Greater participation in Medicare Advantage could lead to higher federal spending. Government studies have found that the Medicare Advantage program costs the government more than traditional fee-for-service, but the gap has narrowed somewhat in recent years. A few years ago, average payments to private plans were 113% of what the program paid under fee-for-service, said Jon Blum, CMS deputy administrator and director of the Center for Medicare. Today, it's roughly 107% of fee-for-service.
Critics of Medicare private plans say the insurers are still overpaid even after taking into account any additional benefits they may offer enrollees. Those critics also have said that federal quality bonuses have been made to some underperforming plans.
Reduced pay and other health system reforms affecting the Medicare Advantage market had caused concern from the reform law's opponents that plans and beneficiaries would lose interest in the program. Blum said that has not been the case.
"There are future changes that will be made to payment policy due to the law, but while payments are coming down, choices remain strong and beneficiaries continue to find good value from the plans," he said.
Part D benefits
Medicare patients also saved $2.1 billion on prescription drugs in 2011 because of reforms to the Part D drug benefit, HHS announced on Feb. 2. The reform law is closing the coverage gap, known as the "doughnut hole," that patients hit once $2,930 is spent on medications. Catastrophic coverage doesn't begin until $4,700 is spent.
The law will close the gap by 2020. Until then, patients hitting the gap receive discounts when purchasing medications.
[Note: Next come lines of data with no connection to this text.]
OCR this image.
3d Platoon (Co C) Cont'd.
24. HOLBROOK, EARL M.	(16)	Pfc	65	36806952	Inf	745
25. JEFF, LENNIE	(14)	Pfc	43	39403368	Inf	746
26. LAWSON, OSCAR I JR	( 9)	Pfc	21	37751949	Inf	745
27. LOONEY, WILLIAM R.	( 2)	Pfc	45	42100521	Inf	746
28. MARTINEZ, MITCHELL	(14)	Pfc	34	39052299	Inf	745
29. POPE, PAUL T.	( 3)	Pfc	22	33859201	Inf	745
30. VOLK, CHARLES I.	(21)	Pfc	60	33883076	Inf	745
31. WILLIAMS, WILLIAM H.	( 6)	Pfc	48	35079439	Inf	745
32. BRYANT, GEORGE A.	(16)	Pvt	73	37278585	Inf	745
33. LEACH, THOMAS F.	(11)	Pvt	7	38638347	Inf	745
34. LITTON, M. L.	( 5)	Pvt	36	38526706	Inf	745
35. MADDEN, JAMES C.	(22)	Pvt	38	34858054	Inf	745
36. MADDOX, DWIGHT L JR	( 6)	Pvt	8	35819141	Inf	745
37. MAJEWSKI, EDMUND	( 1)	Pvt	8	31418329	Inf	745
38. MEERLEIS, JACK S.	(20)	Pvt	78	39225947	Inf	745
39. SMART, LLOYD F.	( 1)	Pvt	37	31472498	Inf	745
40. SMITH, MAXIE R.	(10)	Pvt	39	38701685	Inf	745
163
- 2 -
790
In 2012, beneficiaries will save 50% on brand-name drugs and 14% on generics.
In 2011, 3.6 million seniors hit the doughnut hole and saved an average of $604. Beneficiaries are expected to save an average of $4,200 between 2011 and 2021.
A statement prepared by Republican staff on the House Ways and Means Committee called the announcement misleading. The statement notes Part D premiums are expected to increase by 9% by 2019.